The following recipe is pretty much the one Jennie sent, but I changed some things because I was trying to do about fifty million things at once, but none of those fifty million things were to read the recipe properly. Ooopses …

1 lb mixed offal cut into chunks, some oil, 2 onions finely chopped, 2 medium potatoes peeled and chopped in bite size chunks, 3 peeled and chopped carrots, 2 tbsp pepper soup spice, 1 tsp chilli, 1 heaped tsp mixed herbs, handful fresh mint leaves.

  1. Tackle the tongue first. Boil it for about twenty minutes and then remove the outer skin. Cut into chunks.
  2. Boil chunks of meat in water to cover them for a couple of hours. Put the heart and tongue in first, then liver, then kidneys. When cooked through, drain, reserve water (offal stock?), and finely chop the meat.
  3. Add oil and onions to pan, cook til soft, add offal, carrots, potatoes, herbs and spices. Fry all together about twenty minutes.
  4. Add offal stock and any extra water you might need so all ingredients are covered with liquid. Simmer another twenty minutes. 
  5. Add chopped mint just before serving!

The soup was very delicious, but very spicy.

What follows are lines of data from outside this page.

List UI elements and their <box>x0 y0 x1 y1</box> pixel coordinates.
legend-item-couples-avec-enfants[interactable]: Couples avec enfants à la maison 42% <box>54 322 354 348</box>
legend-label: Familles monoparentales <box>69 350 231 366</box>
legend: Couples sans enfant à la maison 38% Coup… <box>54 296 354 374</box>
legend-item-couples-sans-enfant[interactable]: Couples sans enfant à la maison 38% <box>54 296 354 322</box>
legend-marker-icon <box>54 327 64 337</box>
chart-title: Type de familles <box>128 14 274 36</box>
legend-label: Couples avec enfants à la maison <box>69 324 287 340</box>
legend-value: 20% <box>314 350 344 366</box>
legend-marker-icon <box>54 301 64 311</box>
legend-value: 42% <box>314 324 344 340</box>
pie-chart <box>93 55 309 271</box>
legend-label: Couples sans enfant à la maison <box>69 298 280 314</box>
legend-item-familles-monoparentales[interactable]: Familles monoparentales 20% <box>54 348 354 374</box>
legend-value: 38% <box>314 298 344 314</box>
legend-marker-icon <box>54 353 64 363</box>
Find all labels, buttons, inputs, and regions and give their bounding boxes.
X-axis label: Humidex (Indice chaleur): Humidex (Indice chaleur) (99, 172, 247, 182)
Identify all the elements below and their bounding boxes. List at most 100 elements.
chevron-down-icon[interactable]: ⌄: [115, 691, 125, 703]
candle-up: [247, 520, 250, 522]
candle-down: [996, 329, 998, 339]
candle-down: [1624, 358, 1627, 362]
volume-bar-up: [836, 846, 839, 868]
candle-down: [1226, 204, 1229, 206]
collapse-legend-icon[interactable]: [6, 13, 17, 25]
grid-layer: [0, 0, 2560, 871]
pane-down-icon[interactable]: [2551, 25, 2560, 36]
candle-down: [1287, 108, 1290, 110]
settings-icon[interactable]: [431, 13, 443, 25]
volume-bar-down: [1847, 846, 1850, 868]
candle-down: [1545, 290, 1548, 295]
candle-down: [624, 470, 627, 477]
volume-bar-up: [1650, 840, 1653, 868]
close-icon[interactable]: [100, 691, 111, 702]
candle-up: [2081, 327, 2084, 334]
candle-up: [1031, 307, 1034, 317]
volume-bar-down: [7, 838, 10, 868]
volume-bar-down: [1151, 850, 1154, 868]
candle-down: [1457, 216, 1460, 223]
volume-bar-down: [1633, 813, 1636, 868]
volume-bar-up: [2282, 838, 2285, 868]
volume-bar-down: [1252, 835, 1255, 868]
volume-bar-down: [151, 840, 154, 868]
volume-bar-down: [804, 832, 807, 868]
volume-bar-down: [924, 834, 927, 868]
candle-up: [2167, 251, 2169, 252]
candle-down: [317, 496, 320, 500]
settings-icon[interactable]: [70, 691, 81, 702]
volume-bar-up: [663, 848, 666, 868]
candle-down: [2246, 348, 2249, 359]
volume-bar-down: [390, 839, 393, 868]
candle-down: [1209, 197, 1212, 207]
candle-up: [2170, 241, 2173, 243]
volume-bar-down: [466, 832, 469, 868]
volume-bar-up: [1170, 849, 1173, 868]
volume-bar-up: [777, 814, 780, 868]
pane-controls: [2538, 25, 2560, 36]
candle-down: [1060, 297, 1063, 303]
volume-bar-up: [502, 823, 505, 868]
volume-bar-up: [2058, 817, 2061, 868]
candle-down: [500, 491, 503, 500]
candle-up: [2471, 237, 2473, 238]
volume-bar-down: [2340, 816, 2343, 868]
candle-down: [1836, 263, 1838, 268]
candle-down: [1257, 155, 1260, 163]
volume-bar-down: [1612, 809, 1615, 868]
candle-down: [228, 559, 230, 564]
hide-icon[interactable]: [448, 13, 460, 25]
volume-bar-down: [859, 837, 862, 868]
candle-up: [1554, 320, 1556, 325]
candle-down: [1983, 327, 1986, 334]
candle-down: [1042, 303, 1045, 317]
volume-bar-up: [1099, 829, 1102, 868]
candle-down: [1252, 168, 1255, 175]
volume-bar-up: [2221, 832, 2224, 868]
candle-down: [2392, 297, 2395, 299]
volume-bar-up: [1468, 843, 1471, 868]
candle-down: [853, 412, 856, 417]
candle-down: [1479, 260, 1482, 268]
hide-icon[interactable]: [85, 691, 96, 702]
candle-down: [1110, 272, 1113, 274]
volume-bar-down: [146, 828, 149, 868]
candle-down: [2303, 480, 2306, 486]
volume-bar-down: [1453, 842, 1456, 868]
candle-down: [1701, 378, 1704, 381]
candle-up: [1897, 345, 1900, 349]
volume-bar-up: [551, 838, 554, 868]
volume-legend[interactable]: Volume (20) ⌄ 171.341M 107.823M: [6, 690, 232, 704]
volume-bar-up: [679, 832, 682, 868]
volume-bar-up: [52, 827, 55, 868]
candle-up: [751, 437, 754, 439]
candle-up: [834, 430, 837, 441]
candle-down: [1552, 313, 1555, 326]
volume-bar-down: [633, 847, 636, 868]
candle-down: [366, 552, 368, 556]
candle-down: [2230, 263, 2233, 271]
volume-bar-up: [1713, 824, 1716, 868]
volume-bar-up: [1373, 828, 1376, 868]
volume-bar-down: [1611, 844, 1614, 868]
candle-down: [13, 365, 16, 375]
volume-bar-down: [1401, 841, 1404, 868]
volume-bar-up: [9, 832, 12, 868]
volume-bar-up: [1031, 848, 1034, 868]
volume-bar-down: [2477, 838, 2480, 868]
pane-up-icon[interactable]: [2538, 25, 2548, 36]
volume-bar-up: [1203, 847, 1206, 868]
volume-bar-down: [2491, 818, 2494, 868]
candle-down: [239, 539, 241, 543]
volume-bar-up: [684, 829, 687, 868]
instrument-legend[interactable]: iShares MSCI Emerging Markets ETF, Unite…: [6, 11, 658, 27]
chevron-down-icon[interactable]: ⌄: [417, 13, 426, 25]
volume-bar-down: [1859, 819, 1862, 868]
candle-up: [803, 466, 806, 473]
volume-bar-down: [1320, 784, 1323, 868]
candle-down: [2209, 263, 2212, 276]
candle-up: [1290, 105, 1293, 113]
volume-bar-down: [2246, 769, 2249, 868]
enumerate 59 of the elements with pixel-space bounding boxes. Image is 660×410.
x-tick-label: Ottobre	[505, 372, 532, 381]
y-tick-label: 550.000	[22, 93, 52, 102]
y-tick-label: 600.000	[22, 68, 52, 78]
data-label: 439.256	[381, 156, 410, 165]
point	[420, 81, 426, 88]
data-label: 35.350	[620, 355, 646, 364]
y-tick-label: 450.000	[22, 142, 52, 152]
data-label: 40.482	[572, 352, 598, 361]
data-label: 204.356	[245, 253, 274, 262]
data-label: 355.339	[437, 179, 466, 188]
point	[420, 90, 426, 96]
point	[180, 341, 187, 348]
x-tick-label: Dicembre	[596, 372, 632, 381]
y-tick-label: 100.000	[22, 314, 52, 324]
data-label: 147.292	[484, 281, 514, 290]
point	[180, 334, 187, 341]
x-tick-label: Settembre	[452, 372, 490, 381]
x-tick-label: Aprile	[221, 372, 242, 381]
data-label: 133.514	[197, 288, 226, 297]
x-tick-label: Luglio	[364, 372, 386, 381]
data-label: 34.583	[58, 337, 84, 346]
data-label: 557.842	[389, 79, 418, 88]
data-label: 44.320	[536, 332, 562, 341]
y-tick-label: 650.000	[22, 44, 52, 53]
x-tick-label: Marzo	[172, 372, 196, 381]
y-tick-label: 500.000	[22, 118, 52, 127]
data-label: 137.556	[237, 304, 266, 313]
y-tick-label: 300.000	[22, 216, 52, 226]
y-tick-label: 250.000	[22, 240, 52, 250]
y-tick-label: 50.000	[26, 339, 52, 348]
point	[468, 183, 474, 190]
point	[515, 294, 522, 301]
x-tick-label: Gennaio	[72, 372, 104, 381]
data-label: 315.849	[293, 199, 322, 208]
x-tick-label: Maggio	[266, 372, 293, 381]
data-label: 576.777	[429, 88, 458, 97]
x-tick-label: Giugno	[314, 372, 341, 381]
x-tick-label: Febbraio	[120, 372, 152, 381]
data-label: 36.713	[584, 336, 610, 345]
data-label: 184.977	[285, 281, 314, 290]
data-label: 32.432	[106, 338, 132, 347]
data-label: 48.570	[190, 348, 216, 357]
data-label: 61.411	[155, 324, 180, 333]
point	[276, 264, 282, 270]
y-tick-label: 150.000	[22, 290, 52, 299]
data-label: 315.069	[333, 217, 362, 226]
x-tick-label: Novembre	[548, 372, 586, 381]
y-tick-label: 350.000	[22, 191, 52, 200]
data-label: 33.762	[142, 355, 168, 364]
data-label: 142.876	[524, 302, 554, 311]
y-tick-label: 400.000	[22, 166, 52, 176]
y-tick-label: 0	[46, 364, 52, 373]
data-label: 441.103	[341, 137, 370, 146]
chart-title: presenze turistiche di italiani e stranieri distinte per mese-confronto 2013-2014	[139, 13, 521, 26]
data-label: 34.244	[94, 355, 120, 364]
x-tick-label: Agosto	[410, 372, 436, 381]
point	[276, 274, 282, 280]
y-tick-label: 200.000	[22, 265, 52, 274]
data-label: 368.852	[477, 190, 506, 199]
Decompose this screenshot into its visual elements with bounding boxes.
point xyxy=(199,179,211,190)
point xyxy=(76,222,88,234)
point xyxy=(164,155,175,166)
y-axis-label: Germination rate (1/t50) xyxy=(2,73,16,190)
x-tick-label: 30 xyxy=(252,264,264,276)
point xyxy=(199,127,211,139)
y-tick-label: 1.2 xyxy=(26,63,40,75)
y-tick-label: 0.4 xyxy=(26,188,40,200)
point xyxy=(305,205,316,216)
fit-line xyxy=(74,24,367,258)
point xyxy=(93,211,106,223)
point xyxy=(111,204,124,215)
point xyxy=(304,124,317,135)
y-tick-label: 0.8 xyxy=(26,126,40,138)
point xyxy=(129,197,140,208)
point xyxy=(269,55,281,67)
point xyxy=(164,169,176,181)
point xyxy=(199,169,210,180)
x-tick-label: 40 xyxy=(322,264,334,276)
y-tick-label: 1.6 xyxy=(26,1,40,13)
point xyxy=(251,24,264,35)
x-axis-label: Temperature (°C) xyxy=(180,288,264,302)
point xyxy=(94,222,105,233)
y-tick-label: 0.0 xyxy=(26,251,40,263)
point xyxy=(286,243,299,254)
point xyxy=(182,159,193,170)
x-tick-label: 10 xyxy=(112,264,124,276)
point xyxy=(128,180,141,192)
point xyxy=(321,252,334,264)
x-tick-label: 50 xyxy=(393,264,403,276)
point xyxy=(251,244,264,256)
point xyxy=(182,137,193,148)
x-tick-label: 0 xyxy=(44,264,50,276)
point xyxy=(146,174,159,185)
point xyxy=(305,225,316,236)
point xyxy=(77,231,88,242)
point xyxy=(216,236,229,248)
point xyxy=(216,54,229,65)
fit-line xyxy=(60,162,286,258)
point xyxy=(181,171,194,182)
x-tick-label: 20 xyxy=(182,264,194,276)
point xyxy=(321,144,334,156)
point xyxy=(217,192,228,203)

Possibly heavy-handed with the chilli and the pepper soup spice? I’m not sure. However it definitely blew away the beginnings of a cold that I had. The mint is an amazing addition by the way. It seems to at the same time cool your mouth, but also make the spices seem hotter. (I guess that’s to do with the way mint essential oil works on the skin, so it cools down hot skin and warms up cold skin.) It was beautiful!

Even though I’m an offaltarian, I had been a bit sceptical of a soup with chunks of offal in – but it was great. I’m not sure it would be to the taste of a first time offal-eater, but at the medium to advanced level I would say it was pretty good. I enjoyed the mix of species in the offal mix too. I don’t think people should be afraid to mix species with their cooking.

All in all I really enjoyed my first foodie penpal. Jennie was very generous with what she sent, considerate and I’m sure whoever gets her next box will be very lucky. I’ve definitely enjoyed learning a little more about African cookery, and am going to invest in an African cookery book at the first oppurtunity! Any suggestions?